On the scale of most embarrassing things that could possibly happen to a woman, being matched with your coworker on e-Harmony is probably about a 6.
Having a “wardrobe malfunction” in front of millions of people, on the other hand, is a definite 10.
What happened to me fell somewhere in the middle.
My boyfriend and I were on our way to his parent’s house for dinner, and due to (yet another) subway closure, we were crammed onto a clown-car like shuttle bus with hundreds of other disgruntled passengers. All the seats were occupied, so we were forced to stand and hold onto the hand-rails.
This was particularly challenging for me, as after imbibing a bit too much at a wedding the night before, balance was not exactly my forte. I was minding my own business, trying not to topple over, when suddenly the young man sitting next to us took his headphones out of his ears, and looked up at me.
“I’m sorry,” he mumbled, “please, sit here”.
“Oh, no that’s ok” I said awkwardly, not wanting to leave my boyfriend to stand alone.
“No, really-I was on my phone, I’m sorry I didn’t notice before” he apologized.
I looked back at him, perplexed at his polite insistence. He must have been about 20, with a head of shaggy, unkempt hair and a complexion resembling the lunar surface. He wore ill-fitting khaki pants and a t-shirt with an anime logo; possibly Pokemon. He didn’t immediately strike me as the old-school-Southern gentleman type.
And then I noticed him gesturing towards my stomach, and a wave of understanding rolled over me like nausea.
Oh my god. I thought, Homeboy thinks I’m pregnant.
“No really, I’m fine” I stammered, struggling to hold back tears, “thank you though”.
Realizing what had just gone down; my boyfriend led me by the hand to another area of the bus, far away from my the Pokemon-sporting perpetrator.
“Are you ok, babe?” he asked tepidly. (It was clear that he was terrified.)
“I’m fine” I mumbled, “just give me a minute”.
For the remainder of the bus ride, I tried to maintain my cool as I cycled through the five stages of grief.

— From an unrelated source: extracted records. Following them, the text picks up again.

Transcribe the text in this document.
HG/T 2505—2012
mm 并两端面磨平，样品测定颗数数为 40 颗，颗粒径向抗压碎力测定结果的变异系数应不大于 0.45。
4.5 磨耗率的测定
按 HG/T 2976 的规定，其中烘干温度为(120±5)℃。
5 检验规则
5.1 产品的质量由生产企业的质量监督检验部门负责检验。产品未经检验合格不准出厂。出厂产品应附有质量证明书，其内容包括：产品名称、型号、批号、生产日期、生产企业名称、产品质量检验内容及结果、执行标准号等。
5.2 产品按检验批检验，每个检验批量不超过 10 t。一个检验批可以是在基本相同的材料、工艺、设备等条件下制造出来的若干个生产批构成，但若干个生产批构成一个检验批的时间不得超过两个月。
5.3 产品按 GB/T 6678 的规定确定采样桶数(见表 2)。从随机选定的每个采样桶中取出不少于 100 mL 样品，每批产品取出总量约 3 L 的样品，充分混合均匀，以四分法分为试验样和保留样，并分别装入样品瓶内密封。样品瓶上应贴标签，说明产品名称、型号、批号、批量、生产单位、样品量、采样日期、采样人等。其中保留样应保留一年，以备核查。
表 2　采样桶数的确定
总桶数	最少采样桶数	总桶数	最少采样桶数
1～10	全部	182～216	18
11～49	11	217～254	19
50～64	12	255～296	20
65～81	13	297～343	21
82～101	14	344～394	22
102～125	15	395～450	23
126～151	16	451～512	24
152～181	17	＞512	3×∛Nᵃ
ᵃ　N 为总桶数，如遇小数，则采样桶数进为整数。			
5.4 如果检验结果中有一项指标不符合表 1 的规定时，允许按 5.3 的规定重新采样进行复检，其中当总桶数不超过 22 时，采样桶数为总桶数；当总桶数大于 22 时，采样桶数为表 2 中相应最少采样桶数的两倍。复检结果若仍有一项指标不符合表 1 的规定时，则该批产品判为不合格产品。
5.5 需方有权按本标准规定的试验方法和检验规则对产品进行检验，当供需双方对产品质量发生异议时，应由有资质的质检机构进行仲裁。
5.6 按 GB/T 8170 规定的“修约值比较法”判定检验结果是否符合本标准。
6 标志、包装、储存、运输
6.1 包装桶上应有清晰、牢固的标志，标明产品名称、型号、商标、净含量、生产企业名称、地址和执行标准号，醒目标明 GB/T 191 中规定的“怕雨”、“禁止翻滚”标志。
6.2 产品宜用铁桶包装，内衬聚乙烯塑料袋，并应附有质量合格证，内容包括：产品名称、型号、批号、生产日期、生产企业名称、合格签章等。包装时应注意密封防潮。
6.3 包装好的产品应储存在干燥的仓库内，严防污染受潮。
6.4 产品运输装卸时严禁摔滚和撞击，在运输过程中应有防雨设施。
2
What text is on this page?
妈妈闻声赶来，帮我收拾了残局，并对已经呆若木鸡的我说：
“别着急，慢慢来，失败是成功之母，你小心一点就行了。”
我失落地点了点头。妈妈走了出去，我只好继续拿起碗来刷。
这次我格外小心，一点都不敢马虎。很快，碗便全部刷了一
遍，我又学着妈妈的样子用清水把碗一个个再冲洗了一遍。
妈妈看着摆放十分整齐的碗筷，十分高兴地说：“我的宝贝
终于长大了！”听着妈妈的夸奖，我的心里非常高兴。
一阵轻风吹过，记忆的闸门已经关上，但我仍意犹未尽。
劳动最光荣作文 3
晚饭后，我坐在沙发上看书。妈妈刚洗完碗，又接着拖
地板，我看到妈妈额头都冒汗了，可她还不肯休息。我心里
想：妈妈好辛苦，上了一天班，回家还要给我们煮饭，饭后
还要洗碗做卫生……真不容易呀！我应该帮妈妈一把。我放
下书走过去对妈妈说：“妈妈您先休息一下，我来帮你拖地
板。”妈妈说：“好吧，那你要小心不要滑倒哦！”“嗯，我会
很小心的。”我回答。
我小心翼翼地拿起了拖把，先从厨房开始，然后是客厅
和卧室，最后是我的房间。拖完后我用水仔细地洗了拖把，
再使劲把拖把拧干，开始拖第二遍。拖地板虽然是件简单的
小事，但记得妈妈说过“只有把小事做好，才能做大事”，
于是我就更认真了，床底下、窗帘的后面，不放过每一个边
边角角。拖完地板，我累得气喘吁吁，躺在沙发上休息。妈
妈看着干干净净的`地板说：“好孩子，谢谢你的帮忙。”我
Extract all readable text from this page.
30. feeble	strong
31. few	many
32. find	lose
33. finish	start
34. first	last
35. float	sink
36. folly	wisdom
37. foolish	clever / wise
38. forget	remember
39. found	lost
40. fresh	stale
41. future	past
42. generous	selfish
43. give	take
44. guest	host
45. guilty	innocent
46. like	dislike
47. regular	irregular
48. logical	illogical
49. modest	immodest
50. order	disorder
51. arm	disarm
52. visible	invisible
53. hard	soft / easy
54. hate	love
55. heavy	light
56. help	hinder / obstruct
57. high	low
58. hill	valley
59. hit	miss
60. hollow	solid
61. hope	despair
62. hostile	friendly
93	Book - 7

I looked down at my slightly protruding belly. It wasn’t impossible to see where he was coming from. In my hung-over state, I had chosen one of those long, flowy maxi-dresses often sported by pregnant ladies (or Mrs. Roper). And I had overindulged quite heartily at the wedding the night before (late-night burger bar much?)
I would have said this was the most mortifying moment of my life……….. had it been the first time this happened.
A few years ago, when I was an articling student at a law firm, I had pretty much given up on putting myself together after a particularly bad stint of late nights. It was 11pm, and I was hunched over my desk, trying to finish a memo when the night cleaning lady came by to empty my garbage.
“Oh!“ she said, smiling and pointing to my ever-expanding midsection “Congratulations! You are pregnant, no?”
If two mistaken pregnancies aren’t enough to get your ass in gear, then I really don’t know what is. In an effort to “lose the baby weight”, I’ve started a new diet and exercise regime, which includes a horrific bootcamp class featuring countless burpees, tire flipping, and smashing things with a sledgehammer (which I imagine to be Pokemon dude’s face).
So for those of you who were wondering just when IS it ok to ask a woman if she’s pregnant?
The answer, my friends, is NEVER.
Although you may be well-intentioned, it’s just not worth the risk.
Not only will it be super f*cking awkward if you get it wrong,
You could also cause some serious damage. At the very least, a slight ego bruise; but it could be much worse. You never know what that woman is going through. Maybe she can’t conceive. Maybe she just had a miscarriage. Maybe she’s just having a really hard time right now and is coping with a family-sized jar of Nutella.
I know all about that not that I know anything about that.
So mind ya bidness, ok?
All this being said, it has come to my attention that people will never, ever stop being idiots.
Which is why I have developed a few potential responses you can use if this extremely unfortunate situation were to happen to YOU.
BreezyK’s top things to say when someone asks if you are pregnant (and you’re CLEARLY not):
- Yes and your husband is the father.
- No… are you?
- Nope, just fat
- No, pregnancy would require me to stop drinking
- I’ve been possessed by an alien lifeform! *Run screaming* It’s alive!! It’s alive!!!
- Only if you count food babies
- It’s an immaculate conception. JESUS HAS RISEN!!!
Question of the Day: Have you ever been mistaken for / mistaken anyone else for being pregnant?